Cet article se propose de retracer les tentatives des hommes pour maîtriser ce vecteur d'énergie.

L'électricité et le magnétisme sont deux phénomènes physiques connus depuis des milliers d'années.

La théorisation et la compréhension du phénomène électrique est relativement récente, au regard de la très longue période d'applications empiriques, qui elle reste très souvent inconnue.

De la Haute Antiquité à la Renaissance[modifier | modifier le code]

L'électricité et le magnétisme en Grèce antique[modifier | modifier le code]

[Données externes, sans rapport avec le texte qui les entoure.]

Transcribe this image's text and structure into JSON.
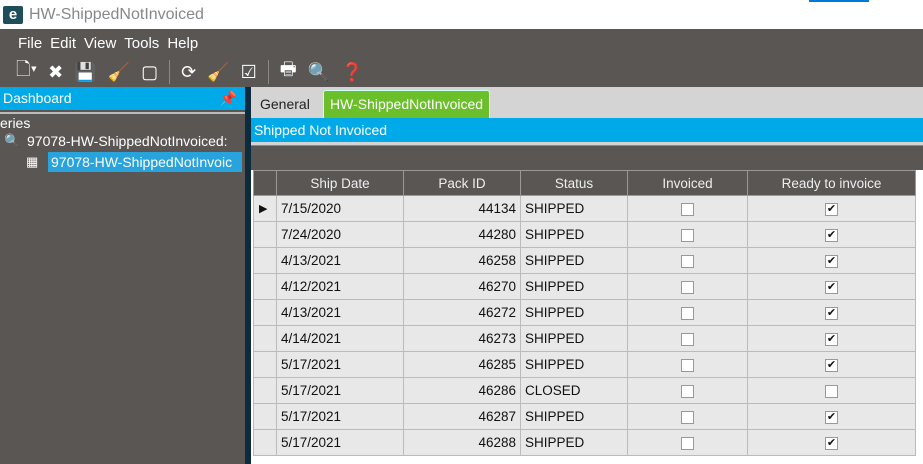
{
  "window": {
    "title": "HW-ShippedNotInvoiced",
    "logo": "e"
  },
  "menu": [
    "File",
    "Edit",
    "View",
    "Tools",
    "Help"
  ],
  "left_panel": {
    "title": "Dashboard",
    "section": "eries",
    "query": "97078-HW-ShippedNotInvoiced:",
    "grid": "97078-HW-ShippedNotInvoic"
  },
  "tabs": [
    "General",
    "HW-ShippedNotInvoiced"
  ],
  "grid_title": "Shipped Not Invoiced",
  "columns": [
    "Ship Date",
    "Pack ID",
    "Status",
    "Invoiced",
    "Ready to invoice"
  ],
  "rows": [
    {
      "date": "7/15/2020",
      "pack": "44134",
      "status": "SHIPPED",
      "invoiced": false,
      "ready": true
    },
    {
      "date": "7/24/2020",
      "pack": "44280",
      "status": "SHIPPED",
      "invoiced": false,
      "ready": true
    },
    {
      "date": "4/13/2021",
      "pack": "46258",
      "status": "SHIPPED",
      "invoiced": false,
      "ready": true
    },
    {
      "date": "4/12/2021",
      "pack": "46270",
      "status": "SHIPPED",
      "invoiced": false,
      "ready": true
    },
    {
      "date": "4/13/2021",
      "pack": "46272",
      "status": "SHIPPED",
      "invoiced": false,
      "ready": true
    },
    {
      "date": "4/14/2021",
      "pack": "46273",
      "status": "SHIPPED",
      "invoiced": false,
      "ready": true
    },
    {
      "date": "5/17/2021",
      "pack": "46285",
      "status": "SHIPPED",
      "invoiced": false,
      "ready": true
    },
    {
      "date": "5/17/2021",
      "pack": "46286",
      "status": "CLOSED",
      "invoiced": false,
      "ready": false
    },
    {
      "date": "5/17/2021",
      "pack": "46287",
      "status": "SHIPPED",
      "invoiced": false,
      "ready": true
    },
    {
      "date": "5/17/2021",
      "pack": "46288",
      "status": "SHIPPED",
      "invoiced": false,
      "ready": true
    }
  ]
}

Le terme « électricité » dérive directement du mot grec « êlektron » (ήλεκτρον) qui désigne l'ambre jaune, une résine fossile possédant des propriétés électrostatiques. De la même manière, le terme « électromagnétique » fait référence à la pierre de magnésie, un aimant naturel utilisé dès la Haute Antiquité (Magnésie est à l'origine une cité grecque, aujourd'hui située à l'ouest de la Turquie).

Ces deux racines indiquent que les effets de l'électricité et du magnétisme ont été découverts tôt dans l'histoire de l'humanité. La foudre, l'aimantation naturelle, l'électricité statique de la laine, sont autant de phénomènes que les Hommes apprirent à connaître et à utiliser.

Chez les Hellènes, vers 600 av. J.-C., Thalès de Milet se voit attribuer la paternité de la réflexion sur l'électricité, plus précisément sur l'électricité statique et le magnétisme. Toutefois, seuls des textes apocryphes témoignent de son intérêt pour ces phénomènes (c'est Diogène Laërce, au IIIe siècle, qui rapporte les propos d'Hérodote et d'Hypias sur le savant grec). D'après ces textes, Thalès semblait accorder « une âme aux choses qu'on croyait inanimées ». La triboélectricité était déjà connue, mais ne pouvait être expliquée autrement que par une vision animiste de la matière, ses propriétés physiques étant alors inaccessibles.

L'utilisation du magnétisme en Chine[modifier | modifier le code]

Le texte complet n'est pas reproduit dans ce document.